A: Well, she had started to have all these female problems, the infections, the burning, the irregular menstrual cycles. Sometimes her menstrual cycles was like tar. It would be a real dark, muddy, blood looking color like a -- I mean just a purple. I mean not a blood looking color, it didn't look like blood, it looked like a thin tar. It was blackish color. It was terrible when she would have these things and her menstrual cycles were so irregular sometimes she'd be on her period for maybe a day or two and two or three days later she'd start up another one for maybe two weeks, and it was like his throughout the year, all the time, and she started getting real bad lumps in her breast. These lumps would grow. Not just a small lump that would stay small, they would grow and then they would shrink again and sometimes they would grow so big that she would wear three different bra sizes. You could actually watch her breasts get bigger from these lumps and then when they'd shrink her breasts would get smaller. Kim's a very flat-chested woman, she didn't have breasts to begin with, but when these lumps would -- I mean it looked like she had breasts when these lumps got bigger and -- you know, that we watched very closely. Family doctor again, you know, everything he could do, could not figure out. He even wrote up a consult sheet to the Pentagon saying that he believes that her illnesses were do to a connection with me somehow.

Skin would peel in between her fingers. It was really weird. It wasn't like a rash as much as it was -- she would get like these little white pimple looking bumps in between her fingers and if she scratched 'em, they would turn into like -- I don't know what to call it, but it was like her skin was just peeling away in between of her -- in between her fingers, and it was something that she -- if she left alone, I mean, she wouldn't peel 'em, and it didn't go down into her hand or onto her arm anything, it was just always right in between her fingers, and she -- on the palm of her hands, she would get these red dots all over her and on her thighs, her butt, her back, and her breasts, the same as me, we would get the same rashes. The same red dots, the same rashes and probably the most prominent symptom that she had was she had developed a soft spot in the back of her skull that was about this big around when she first noticed it, and our family doctor took x-rays of it and you know this is a phenomenon he thought -- you know why is the skull softening and thinning here. Well, over a short one-year period, two more spots had appeared on the sides of her head that was also caving in and very thin.

That's when Ross Perot got involved with this and Ross Perot started sending her to neurologists, and bone specialists, and head doctors, and all kinds of things -- about $15,000 worth of x-rays and medical work-ups. They had discovered that bone in her skull was thinning almost to like paper in these areas. Now the one in the back of her head over a two-year period had gotten to where you could place your whole hand right into the dip of her skull. It was kinda like -- you know them cubes that are not perfect, they've got like dips and shapes and you can roll 'em and they'll land on the flat spot and stay there? That's what her head was like. Over a period of four years, she received five total spots and there was the beginning of two more smaller ones that we thought, but you know, we haven't been able to check on those.

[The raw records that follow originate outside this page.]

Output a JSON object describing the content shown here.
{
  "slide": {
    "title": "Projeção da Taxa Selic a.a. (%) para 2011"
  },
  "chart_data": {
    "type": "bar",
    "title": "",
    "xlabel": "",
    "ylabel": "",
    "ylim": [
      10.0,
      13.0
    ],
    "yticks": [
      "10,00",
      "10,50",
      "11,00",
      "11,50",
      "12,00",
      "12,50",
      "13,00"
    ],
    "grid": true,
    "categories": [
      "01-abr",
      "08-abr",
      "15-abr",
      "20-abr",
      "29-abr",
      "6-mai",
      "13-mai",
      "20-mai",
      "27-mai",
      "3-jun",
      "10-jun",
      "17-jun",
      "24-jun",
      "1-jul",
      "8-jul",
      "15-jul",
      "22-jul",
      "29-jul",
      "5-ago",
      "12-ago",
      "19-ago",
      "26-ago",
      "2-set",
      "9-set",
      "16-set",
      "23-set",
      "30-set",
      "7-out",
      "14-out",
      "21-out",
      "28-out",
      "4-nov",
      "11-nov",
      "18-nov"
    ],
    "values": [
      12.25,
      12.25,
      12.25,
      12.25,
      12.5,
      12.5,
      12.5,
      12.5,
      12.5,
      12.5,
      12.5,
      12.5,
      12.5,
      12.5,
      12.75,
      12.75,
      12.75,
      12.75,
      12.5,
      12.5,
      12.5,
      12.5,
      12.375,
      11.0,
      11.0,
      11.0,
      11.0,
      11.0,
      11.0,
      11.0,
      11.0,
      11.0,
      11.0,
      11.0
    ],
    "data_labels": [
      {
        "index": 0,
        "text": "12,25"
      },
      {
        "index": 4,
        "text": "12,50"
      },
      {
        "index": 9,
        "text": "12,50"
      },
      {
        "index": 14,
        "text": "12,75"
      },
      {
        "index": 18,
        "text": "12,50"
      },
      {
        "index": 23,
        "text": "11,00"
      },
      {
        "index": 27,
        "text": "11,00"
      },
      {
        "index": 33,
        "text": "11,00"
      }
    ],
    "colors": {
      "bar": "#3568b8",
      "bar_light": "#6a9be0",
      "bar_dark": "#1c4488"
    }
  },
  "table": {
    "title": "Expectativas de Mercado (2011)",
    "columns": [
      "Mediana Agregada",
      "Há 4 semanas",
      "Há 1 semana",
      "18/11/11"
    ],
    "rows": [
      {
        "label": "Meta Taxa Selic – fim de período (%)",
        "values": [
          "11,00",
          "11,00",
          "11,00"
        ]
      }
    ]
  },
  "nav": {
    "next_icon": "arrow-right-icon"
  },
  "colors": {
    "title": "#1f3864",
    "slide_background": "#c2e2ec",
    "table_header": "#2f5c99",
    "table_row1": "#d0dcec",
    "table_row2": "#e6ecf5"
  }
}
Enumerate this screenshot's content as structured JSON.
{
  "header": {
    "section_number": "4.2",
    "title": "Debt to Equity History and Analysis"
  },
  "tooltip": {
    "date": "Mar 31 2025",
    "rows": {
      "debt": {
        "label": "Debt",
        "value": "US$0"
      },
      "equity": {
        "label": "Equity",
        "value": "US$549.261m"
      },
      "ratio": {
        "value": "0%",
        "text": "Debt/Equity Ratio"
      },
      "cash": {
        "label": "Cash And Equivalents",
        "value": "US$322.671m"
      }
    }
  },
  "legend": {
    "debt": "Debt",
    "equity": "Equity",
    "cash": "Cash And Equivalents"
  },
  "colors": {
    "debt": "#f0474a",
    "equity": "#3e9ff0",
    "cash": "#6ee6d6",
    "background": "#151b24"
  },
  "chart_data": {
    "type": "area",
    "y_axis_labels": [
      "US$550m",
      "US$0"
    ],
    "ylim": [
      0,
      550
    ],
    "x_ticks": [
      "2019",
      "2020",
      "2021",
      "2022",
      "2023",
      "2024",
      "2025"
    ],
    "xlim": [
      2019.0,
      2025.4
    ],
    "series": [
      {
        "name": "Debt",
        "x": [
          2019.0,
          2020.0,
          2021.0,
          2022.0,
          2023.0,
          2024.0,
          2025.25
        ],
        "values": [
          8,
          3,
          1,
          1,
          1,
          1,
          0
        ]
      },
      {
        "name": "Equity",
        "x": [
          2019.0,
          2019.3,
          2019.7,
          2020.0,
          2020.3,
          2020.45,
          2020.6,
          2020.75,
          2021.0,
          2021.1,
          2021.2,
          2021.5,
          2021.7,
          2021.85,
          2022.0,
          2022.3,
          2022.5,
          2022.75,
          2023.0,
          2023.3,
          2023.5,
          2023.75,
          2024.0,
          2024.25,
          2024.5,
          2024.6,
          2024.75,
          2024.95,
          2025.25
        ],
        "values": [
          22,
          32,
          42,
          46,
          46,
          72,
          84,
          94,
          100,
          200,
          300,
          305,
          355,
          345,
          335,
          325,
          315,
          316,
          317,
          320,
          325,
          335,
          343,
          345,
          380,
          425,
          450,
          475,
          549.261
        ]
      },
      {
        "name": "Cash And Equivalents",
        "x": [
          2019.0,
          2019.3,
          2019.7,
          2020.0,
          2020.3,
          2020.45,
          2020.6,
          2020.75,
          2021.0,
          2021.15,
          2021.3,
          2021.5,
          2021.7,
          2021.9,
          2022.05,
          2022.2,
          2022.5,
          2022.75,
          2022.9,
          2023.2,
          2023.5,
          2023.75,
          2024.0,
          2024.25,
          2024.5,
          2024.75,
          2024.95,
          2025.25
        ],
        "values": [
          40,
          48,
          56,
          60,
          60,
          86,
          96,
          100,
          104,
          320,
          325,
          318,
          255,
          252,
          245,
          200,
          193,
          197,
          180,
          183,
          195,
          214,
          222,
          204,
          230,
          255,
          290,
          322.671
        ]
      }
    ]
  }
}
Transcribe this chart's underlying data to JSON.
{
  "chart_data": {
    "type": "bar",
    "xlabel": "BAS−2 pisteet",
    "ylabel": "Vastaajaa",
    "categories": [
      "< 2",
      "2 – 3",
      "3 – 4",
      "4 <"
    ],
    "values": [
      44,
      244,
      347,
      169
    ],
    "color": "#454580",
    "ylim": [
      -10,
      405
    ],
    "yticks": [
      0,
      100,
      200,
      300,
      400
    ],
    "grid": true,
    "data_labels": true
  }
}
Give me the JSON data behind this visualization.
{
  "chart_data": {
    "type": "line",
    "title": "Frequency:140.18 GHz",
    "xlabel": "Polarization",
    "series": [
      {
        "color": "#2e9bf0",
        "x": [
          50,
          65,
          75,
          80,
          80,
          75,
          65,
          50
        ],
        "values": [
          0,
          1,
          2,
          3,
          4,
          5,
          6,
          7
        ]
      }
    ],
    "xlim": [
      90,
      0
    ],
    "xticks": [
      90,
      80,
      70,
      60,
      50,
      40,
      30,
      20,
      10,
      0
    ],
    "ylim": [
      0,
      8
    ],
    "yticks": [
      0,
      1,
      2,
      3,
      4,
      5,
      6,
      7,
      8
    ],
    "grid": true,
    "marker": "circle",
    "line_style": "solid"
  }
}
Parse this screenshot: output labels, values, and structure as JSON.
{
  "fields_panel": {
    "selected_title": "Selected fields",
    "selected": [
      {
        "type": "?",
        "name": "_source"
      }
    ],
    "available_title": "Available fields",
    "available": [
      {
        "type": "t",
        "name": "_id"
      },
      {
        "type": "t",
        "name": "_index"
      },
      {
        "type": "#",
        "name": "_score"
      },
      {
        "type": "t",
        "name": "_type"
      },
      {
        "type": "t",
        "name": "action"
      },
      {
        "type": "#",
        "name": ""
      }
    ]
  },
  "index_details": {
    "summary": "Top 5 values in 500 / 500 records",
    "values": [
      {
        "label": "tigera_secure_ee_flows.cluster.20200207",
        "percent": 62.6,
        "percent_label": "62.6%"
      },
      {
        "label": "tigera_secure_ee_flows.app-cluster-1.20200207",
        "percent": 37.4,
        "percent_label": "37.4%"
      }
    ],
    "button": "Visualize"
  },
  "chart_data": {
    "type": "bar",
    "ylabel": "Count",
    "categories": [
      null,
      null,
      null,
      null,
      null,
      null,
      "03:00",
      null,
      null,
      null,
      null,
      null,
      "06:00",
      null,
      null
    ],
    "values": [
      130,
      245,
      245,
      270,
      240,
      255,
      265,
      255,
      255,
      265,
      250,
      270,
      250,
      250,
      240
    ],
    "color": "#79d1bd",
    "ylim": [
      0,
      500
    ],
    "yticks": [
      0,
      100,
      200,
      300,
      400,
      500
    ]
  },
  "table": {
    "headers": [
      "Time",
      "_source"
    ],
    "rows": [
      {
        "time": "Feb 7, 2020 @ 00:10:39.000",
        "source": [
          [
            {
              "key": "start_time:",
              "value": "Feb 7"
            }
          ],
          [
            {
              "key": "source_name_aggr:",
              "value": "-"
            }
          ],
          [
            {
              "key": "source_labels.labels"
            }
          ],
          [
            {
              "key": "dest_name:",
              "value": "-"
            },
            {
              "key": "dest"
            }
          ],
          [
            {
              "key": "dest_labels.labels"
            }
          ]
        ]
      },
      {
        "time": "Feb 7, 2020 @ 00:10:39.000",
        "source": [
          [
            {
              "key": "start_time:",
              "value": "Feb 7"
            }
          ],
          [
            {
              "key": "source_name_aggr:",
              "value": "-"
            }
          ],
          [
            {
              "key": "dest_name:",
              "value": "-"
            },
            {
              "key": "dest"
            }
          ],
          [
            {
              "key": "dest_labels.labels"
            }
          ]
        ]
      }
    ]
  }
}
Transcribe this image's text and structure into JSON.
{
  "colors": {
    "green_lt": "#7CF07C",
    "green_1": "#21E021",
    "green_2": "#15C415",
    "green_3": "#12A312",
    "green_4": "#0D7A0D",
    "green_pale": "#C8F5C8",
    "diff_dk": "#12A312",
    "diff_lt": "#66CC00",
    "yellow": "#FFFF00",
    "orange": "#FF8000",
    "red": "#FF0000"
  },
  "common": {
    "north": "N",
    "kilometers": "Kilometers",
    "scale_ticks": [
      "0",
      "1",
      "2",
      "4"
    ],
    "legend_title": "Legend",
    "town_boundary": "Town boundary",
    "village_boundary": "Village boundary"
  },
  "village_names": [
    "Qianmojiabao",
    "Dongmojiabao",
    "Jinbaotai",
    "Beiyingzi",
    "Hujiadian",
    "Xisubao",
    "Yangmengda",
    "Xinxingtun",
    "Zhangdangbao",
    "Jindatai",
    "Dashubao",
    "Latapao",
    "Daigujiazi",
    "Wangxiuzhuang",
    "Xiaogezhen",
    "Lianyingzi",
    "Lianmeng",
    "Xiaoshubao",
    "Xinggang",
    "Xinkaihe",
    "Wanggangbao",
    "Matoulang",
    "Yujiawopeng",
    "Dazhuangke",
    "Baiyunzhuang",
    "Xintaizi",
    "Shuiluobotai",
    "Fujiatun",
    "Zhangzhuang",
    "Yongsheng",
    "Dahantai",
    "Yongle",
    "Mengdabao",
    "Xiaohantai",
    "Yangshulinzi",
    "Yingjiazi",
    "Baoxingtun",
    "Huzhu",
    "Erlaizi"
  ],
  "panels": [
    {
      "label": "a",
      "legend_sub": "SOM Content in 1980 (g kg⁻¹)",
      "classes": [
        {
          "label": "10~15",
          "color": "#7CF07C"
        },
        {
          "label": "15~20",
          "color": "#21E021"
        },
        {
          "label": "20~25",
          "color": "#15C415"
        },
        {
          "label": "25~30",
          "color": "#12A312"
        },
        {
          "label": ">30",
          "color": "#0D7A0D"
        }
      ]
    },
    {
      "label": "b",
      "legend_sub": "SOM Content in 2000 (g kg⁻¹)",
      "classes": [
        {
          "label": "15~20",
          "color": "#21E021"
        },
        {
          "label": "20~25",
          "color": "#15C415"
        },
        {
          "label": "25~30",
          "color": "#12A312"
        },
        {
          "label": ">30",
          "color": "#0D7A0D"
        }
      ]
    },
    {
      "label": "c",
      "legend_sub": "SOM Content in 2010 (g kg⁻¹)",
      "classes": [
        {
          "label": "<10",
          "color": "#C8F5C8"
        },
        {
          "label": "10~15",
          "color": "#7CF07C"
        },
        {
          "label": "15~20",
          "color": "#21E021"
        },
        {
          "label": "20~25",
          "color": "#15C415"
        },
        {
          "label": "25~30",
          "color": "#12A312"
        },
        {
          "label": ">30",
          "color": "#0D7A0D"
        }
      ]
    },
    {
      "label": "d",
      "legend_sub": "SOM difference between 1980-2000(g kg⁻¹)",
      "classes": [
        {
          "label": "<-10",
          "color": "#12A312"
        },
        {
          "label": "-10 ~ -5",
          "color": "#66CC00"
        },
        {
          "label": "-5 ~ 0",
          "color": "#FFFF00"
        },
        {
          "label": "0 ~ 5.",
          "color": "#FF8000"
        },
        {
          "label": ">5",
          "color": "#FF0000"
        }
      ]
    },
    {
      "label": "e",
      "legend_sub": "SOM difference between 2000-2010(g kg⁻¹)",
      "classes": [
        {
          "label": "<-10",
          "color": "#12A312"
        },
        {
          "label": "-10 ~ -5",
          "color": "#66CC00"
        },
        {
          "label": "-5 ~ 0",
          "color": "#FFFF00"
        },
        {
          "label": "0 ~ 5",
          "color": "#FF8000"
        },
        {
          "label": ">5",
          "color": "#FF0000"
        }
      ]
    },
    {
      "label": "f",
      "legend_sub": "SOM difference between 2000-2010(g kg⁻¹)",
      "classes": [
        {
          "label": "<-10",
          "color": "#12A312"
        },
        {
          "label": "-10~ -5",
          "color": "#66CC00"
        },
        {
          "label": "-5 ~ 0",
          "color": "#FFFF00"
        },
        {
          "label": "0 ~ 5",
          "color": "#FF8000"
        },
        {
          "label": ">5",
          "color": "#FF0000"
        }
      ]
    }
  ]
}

Q: One other thing about your own symptoms--Susan mentioned you had a problem with mosquitoes?

A: This is funny. Mosquitoes die on me. The mosquitoes that bite me, die, and I've had so many people watch this -- I've invited people over to watch it. You know, come on over here and we'll see if these mosquitoes bites me, and I will actually sit out without a shirt on, try to get these mosquitoes to bite me, and if they'd bite me, they'd die. Or if they even land on me enough to taste me, or whatever, they'll hurry up and fly away, but if they are on me long enough to suck blood, they die right on the spot.